Hagwons and schools closed after pressure from parents worried about the spread of MERS, which they fear might enter the community. So far all infections have occurred in hospitals, but many hagwons are facing dwindling enrollment ― and falling revenue ― due to parent jitters.
Jessi Kidd Carpenter, who works for an after-school programme in Seoul, said his vacation was scheduled to start July 23, but was told Monday that his vacation had been rescheduled to this week.
"I have booked flights to India and have begun the visa process. Luckily hotels were not booked yet," he said.
"My company has told me that I 'can' pay for a substitute to go on my originally planned vacation. They have not any regard or apology for the change of vacation mid 'vacation' and do not plan to accommodate for those teachers who had already paid for trips that will now be cancelled," Carpenter added.
A Korean teacher at a hagwon in Gyeonggi Province said she had booked flights for that same week, but was told Monday that this week would be her vacation.
"We told our boss that it is unfair, as we have booked travel with friends and family and they said there is nothing we can do about it and it is an emergency in Korea," she said.
She said she hadn't decided whether to cancel her flights, but was angry about the way the situation had been handled and the way the industry treated its staff in general.
"We are just wasting our precious vacation time sitting at home getting stressed about canceling all our plans.

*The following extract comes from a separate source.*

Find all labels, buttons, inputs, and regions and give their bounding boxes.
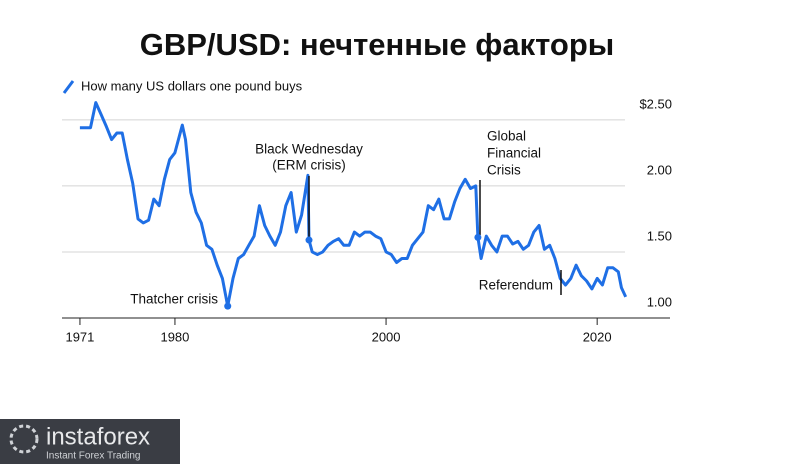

Vacation should be recovery from all the stress from our work to start afresh next semester with a fresh mind."
Jung Bong-soo, a labour attorney at Kang Nam Labor Law, said that it was not possible to reschedule annual leave in this way without employees' consent.

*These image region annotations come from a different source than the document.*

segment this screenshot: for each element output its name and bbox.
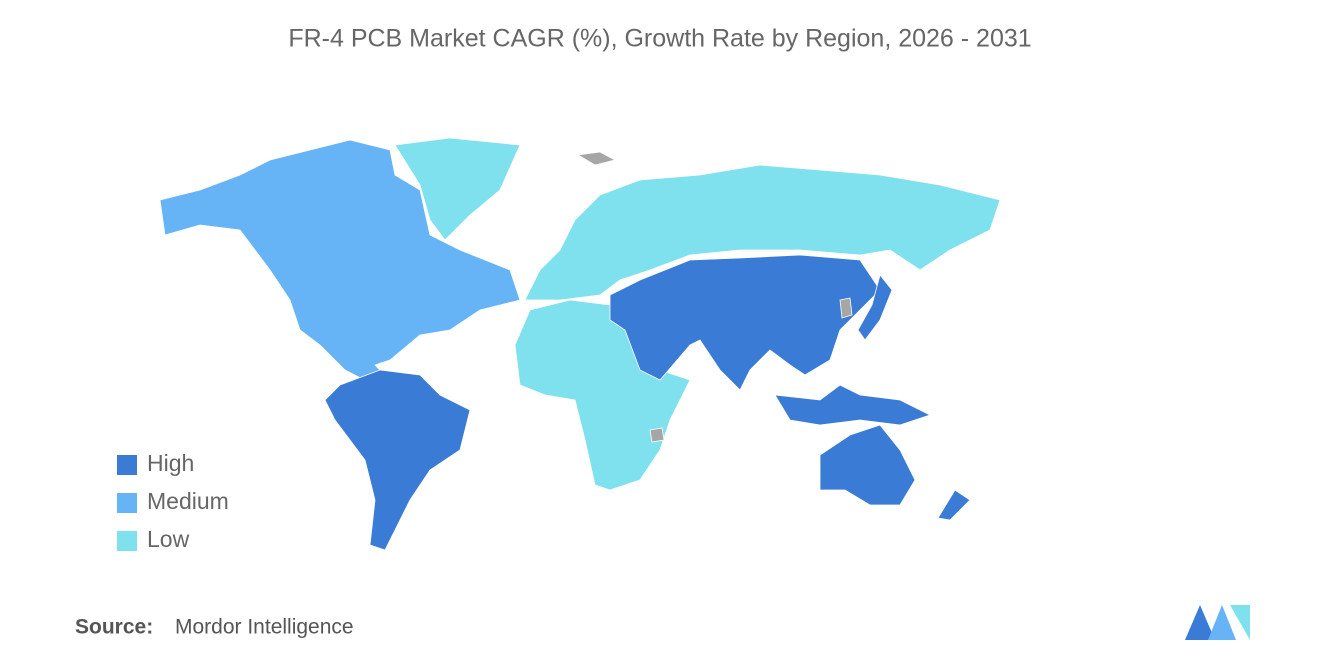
legend-label: Low	[147, 526, 190, 552]
region-europe-russia	[524, 164, 1001, 301]
legend-label: High	[147, 450, 194, 476]
source-label: Source:	[75, 616, 153, 639]
legend-label: Medium	[147, 488, 229, 514]
region-no-data	[576, 151, 853, 443]
legend-swatch	[117, 455, 137, 475]
legend: High Medium Low	[117, 450, 229, 552]
map	[159, 137, 1001, 551]
region-japan	[857, 274, 893, 341]
region-greenland	[394, 137, 521, 241]
legend-swatch	[117, 493, 137, 513]
chart-title: FR-4 PCB Market CAGR (%), Growth Rate by…	[288, 25, 1031, 53]
region-asia	[609, 254, 881, 391]
region-south-america	[324, 369, 471, 551]
source-text: Mordor Intelligence	[175, 616, 354, 639]
logo	[1185, 605, 1250, 640]
region-north-america	[159, 139, 521, 389]
region-new-zealand	[937, 489, 971, 521]
legend-swatch	[117, 531, 137, 551]
region-se-asia	[774, 384, 932, 426]
region-australia	[819, 424, 916, 506]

"This suspended period cannot be replaced by the annual paid leave unless the workers agree on this replacement of their leave according to Article 62 of the Labor Standards Act,"
Several teachers argue that, since the schools were closed at the discretion of the management, the school is liable to pay them for the time off and give them regular vacation. They cite a labour law clause that states that suspensions attributable to the employer require teachers to be paid 70 per cent of wages.
However, it is not clear that the labour board or courts would agree. In the view of Jung, the suspension is more akin to a natural disaster and not attributable to the employer.
"This means that teachers can be requested to take the suspension without pay," he said.
However, he said that if the teachers were not paid for the suspension and then asked to work during their scheduled vacation, they would have to pay for overtime or holiday work.
"Annual paid leave cannot be reduced due to the company's situation or conditions," he said. "If the employees cannot take annual leave days, those unused leave days should be compensated with monetary compensation."